Agriculture Cabinet Secretary Mithika Linturi said the money can be used to produce more food and the surplus exported.
This will increase the foreign currency reserves in the country and stabilise the Shilling.
“The idea behind our subsidy programme is to support production and not consumption,” Linturi said.
He said the fertiliser subsidy doubled maize production from the previous 32 million to 61 million bags last year.
Linturi said more needs to be done to improve the country's food security.
“Food security means we also reduce the budget we spend on health because a well-fed nation rarely gets sick,” Linturi said.
He spoke during a meeting with the Council of Governors and World Bank in Mombasa.
World Bank injected $450 million (Sh71.2 billion) in 2021 to support the agricultural sector.

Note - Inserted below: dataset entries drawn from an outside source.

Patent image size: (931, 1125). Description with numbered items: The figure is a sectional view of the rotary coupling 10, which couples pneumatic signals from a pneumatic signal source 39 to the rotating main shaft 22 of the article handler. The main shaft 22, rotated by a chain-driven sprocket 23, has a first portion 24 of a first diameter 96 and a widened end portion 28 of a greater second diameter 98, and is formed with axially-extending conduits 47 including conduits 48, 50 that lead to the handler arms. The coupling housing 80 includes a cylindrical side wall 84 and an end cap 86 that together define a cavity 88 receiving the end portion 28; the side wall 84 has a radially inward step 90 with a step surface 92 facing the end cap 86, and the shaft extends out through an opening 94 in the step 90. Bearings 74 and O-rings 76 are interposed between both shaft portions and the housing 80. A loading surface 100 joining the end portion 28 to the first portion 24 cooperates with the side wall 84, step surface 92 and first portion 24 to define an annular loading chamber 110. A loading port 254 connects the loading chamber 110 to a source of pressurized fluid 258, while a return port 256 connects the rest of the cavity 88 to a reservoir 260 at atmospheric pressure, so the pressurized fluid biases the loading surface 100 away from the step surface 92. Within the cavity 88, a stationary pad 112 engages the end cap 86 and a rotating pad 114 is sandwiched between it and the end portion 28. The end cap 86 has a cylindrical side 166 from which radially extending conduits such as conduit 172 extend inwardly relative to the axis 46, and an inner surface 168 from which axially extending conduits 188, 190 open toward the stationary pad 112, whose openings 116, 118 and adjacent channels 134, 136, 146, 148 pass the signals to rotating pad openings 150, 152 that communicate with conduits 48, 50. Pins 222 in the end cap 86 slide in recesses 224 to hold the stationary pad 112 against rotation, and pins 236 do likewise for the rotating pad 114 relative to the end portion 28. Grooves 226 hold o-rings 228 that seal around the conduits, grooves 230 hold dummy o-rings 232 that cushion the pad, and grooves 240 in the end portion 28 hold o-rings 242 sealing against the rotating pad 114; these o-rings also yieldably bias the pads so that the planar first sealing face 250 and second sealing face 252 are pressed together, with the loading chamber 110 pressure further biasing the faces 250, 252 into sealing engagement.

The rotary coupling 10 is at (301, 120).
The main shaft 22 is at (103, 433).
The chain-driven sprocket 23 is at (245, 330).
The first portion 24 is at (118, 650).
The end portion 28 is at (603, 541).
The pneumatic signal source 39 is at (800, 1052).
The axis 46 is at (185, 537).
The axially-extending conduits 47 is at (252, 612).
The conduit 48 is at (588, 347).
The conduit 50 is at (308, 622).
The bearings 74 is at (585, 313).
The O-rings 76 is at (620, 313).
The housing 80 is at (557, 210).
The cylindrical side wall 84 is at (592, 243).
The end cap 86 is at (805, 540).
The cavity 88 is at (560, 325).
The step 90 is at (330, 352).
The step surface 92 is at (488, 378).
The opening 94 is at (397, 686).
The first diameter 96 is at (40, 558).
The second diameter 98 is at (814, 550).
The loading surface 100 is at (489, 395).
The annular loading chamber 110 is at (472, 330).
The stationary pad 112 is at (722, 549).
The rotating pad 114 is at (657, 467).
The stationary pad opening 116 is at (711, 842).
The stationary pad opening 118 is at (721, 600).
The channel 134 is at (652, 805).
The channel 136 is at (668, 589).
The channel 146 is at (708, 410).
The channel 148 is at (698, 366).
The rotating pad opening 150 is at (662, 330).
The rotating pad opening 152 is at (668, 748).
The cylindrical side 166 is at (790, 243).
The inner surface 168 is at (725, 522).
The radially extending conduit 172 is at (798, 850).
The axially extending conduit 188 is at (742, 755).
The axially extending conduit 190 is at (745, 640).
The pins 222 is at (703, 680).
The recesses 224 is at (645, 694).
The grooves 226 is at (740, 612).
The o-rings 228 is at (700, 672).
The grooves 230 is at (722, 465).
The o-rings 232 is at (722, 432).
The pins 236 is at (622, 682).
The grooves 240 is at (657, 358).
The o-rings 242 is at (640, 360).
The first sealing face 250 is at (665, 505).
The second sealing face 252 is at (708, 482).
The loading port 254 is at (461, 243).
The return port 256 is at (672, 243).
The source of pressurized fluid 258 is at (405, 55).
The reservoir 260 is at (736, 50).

The first two major projects, the National Agricultural and Rural Inclusive Growth and the Kenya Climate Smart Agriculture have been fully implemented.
About $250 million (Sh39.6 billion) was channeled to the new National Agricultural Value Chain Development project.
The project seeks to increase market participation and value addition for 500,000 small scale farmers in 26 counties.
NAVCDP will build on the foundation set by the NARIG and KCSAP.
It will focus in dairy, poultry, fruits and vegetable farming.
Farmers in coffee, cotton, cashew nut, pyrethrum and apiculture value chains will also be included.
Linturi said the success of the projects is due to the good working relationship between the two levels of government and the World Bank.
He said so far, lives of 1.5 million farmers have been changed. More than five million farmers are expected to be touched in the next project.
About 6.5 million farmers have so far been registered since last year.
“We can see results of collaboration. We may have challenges but when we sit down and iron out issues, things move fast,” Linturi said.
CoG Agriculture committee chairman Ken Lusaka said the World Bank projects have been implemented in 45 counties.
“We are looking forward to more collaborations. I urge other ministries to also collaborate with counties,” he said.
CoG Agriculture committee vice chairman and Nyeri Governor Mutahi Kahiga urged county governments to increase agriculture funding.
He said it is not sustainable to depend on World Bank.
“We have observed that 80 per cent of agriculture funding comes from World Bank and that is not very sustainable. We need to increase our budgetary allocation,” Kahiga said.
Linturi said the government has put focus on coconut farming to increase palm oil production.
“That is why when you fertiliser, we give you sunflower seeds for free,” he said.
The CS said the government will crackdown dealers in fake seeds, fertiliser and pesticides.
“We will move with speed to make sure that those people are apprehended,” Linturi said.
Pest Control and Products Board CEO Fredrick Muchiri was last year, after his appointment, urged to deal with the unscrupulous traders.